Pourquoi se sent-on concerné par proximité à son environnement, ce qui n’empêche de le mettre en relation à des cadres cognitifs plus globaux, plus généraux ? L’esthétique en débat ce serait le repérage et la co-construction d’un cadre fictionnel de référence, d’une représentation de l’espace sensible dans lequel nous vivons et aussi auquel nous aspirons. Il s’agit de se doter d’outils qui ne réduisent pas les sociétés humaines à une masse soumise à la catastrophe prédite du changement climatique, ou à un public admirant le Titanic couler… Il s’agit d’inventer les moyens de façonner des réponses, qui ne consistent pas seulement en une adaptation contrainte à une écologie bouleversée, mais qui représentent aussi la création de nouveaux dispositifs d’action collective, de façons de se représenter la nature, y compris la nôtre…

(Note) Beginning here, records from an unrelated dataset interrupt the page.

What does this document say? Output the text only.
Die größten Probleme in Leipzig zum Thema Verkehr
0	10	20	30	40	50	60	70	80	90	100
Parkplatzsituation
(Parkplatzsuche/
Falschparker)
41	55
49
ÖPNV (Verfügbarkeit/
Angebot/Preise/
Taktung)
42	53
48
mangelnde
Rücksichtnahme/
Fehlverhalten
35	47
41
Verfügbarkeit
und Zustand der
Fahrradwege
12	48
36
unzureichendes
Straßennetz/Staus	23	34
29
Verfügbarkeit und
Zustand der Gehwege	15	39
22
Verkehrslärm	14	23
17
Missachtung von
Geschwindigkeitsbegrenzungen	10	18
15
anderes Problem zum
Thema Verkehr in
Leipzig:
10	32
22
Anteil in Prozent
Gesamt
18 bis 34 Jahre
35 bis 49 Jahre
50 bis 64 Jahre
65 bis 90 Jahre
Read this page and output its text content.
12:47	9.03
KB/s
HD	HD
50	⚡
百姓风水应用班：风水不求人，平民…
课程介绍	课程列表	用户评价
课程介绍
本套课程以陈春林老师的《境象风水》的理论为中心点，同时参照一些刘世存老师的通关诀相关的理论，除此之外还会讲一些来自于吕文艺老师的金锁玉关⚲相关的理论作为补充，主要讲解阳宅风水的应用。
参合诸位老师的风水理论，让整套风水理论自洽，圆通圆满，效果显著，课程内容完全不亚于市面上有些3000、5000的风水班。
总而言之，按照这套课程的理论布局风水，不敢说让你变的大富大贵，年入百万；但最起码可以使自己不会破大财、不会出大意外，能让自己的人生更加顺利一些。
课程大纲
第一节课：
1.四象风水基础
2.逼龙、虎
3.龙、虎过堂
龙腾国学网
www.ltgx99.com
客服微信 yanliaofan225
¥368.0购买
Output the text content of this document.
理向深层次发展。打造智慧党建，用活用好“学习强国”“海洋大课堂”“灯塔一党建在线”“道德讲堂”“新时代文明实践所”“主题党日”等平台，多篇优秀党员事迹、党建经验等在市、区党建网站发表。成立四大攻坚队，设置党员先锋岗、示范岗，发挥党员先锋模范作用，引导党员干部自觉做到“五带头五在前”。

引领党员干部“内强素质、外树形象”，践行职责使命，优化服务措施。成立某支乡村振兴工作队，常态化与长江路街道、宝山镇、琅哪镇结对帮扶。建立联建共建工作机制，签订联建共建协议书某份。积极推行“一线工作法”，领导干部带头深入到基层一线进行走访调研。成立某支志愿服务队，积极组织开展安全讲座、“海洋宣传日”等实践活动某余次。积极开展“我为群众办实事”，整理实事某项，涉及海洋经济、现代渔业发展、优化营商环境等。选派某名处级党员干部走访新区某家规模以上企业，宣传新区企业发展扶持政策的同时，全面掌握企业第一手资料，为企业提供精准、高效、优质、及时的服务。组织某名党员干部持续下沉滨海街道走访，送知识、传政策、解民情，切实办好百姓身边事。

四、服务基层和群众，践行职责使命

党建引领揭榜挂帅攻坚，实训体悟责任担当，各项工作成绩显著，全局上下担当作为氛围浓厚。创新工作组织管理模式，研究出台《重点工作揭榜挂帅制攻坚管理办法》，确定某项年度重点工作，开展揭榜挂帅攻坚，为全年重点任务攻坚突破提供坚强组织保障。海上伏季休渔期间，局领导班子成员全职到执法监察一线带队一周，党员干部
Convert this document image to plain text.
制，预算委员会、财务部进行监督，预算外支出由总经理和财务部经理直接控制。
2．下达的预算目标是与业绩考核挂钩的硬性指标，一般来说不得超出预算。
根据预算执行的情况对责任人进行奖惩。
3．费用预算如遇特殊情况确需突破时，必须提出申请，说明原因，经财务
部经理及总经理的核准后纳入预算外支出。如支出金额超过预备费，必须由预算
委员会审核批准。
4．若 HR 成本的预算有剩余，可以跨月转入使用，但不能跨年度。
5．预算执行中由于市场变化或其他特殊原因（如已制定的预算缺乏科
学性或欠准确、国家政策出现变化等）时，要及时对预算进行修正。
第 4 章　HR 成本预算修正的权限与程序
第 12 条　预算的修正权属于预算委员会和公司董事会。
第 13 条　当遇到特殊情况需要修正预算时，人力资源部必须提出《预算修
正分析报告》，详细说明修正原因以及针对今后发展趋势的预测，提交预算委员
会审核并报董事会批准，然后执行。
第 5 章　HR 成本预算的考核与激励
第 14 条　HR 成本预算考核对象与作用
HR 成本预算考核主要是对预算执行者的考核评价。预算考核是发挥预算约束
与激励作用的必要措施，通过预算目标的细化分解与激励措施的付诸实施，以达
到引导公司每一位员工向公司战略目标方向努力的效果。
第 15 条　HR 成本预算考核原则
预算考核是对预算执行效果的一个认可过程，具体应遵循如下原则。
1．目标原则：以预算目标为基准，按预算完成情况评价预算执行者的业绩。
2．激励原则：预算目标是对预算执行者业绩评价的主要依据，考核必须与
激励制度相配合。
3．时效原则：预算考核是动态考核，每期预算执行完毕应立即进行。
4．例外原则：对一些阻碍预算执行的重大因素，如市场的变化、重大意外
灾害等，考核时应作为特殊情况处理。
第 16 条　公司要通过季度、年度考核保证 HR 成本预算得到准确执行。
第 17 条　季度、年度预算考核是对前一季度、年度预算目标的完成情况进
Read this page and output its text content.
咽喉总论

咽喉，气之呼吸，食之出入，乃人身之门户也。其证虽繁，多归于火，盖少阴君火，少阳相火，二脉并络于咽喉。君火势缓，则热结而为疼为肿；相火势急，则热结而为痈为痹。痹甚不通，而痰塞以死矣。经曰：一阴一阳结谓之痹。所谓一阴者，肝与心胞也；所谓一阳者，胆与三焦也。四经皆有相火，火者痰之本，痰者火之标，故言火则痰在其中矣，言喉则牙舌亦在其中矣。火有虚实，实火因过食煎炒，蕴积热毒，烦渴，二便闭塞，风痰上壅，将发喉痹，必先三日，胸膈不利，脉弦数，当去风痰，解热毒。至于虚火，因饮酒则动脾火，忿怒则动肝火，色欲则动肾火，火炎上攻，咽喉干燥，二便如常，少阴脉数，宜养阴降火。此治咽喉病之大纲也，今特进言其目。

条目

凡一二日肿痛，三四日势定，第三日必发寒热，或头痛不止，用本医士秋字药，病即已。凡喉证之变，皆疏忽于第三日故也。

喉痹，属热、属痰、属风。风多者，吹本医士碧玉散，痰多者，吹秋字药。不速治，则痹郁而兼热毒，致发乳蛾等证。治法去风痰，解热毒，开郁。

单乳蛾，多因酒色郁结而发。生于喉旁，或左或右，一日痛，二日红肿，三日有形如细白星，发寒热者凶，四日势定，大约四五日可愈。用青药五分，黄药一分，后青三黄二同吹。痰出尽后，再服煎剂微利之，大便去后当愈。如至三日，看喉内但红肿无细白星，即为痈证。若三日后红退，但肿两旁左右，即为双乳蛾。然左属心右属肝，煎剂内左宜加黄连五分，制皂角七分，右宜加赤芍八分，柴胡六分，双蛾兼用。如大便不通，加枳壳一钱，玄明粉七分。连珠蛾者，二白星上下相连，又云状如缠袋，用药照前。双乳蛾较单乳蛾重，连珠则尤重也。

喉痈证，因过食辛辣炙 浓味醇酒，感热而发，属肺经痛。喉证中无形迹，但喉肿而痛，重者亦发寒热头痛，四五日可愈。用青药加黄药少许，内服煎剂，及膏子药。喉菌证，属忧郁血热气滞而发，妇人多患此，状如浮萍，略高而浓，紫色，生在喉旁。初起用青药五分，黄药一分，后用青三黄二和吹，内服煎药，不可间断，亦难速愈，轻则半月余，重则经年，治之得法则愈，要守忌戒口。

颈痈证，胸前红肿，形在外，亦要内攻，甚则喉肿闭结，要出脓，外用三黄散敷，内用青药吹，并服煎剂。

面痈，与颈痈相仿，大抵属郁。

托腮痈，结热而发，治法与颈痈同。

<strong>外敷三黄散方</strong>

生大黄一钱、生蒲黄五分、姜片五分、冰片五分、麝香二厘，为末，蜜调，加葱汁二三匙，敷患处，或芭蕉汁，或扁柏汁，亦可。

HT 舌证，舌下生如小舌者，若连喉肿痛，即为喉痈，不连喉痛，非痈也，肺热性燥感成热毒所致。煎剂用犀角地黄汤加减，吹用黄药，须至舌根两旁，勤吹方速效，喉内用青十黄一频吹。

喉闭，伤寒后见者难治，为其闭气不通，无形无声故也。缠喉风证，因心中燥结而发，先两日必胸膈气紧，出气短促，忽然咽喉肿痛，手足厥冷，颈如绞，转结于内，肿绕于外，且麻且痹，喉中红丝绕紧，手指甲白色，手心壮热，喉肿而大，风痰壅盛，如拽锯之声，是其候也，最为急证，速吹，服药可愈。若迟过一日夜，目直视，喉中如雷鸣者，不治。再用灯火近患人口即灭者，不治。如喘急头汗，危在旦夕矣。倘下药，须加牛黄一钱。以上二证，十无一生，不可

Une telle conception du proche ne va pas sans conception du lointain : la proximité n’est pas juste une question de géographe, de cercles à distance métrique d’un groupe ou d’une société donnée ; les proximités relationnelles, affectives, ou créées par la multiplicité des relations, peuvent être prises en considération. En effet, il faut réviser la question de la proximité pour faire place aux nouveaux moyens de communication, mais aussi à l’imagination qui transforme le lointain en un proche, fait de tous ces récits imagés que l’on se raconte, le lieu d’un vécu. Il s’agit du pouvoir d’inventer ce qu’on va voir, ou pourrait voir, à partir du visible. En ce sens, la fiction aide à reconsidérer le lieu de l’expérience et est, elle même, l’endroit d’une activité spécifique. Si l’on veut s’efforcer de rendre compte des différents types de rapports entre proximité et lointain, l’on sera obligé de prendre en compte l’esthétique. La proximité est ce que l’on croit proche et ce que l’on voudrait être notre…
Éthique des nôtres (3).
C’est bien, dès lors, que l’on parle d’éthique en d’autres termes que ceux utilisés habituellement. Une définition stricte de l’éthique voudrait qu’elle ne soit qu’un principe d’autorégulation, de connaissance de soi. Comme l’explique G. Agamben (2003) l’éthique est la sphère qui ne connaît ni faute, ni responsabilité, elle est doctrine de la vie heureuse. « Reconnaître une faute et une responsabilité revient à quitter la sphère de l’éthique pour pénétrer dans celle du droit » (p. 25). Comment cette éthique vécue comme l’auto-réalisation de l’individu pourrait-elle signifier un souci à l’égard de l’environnement ?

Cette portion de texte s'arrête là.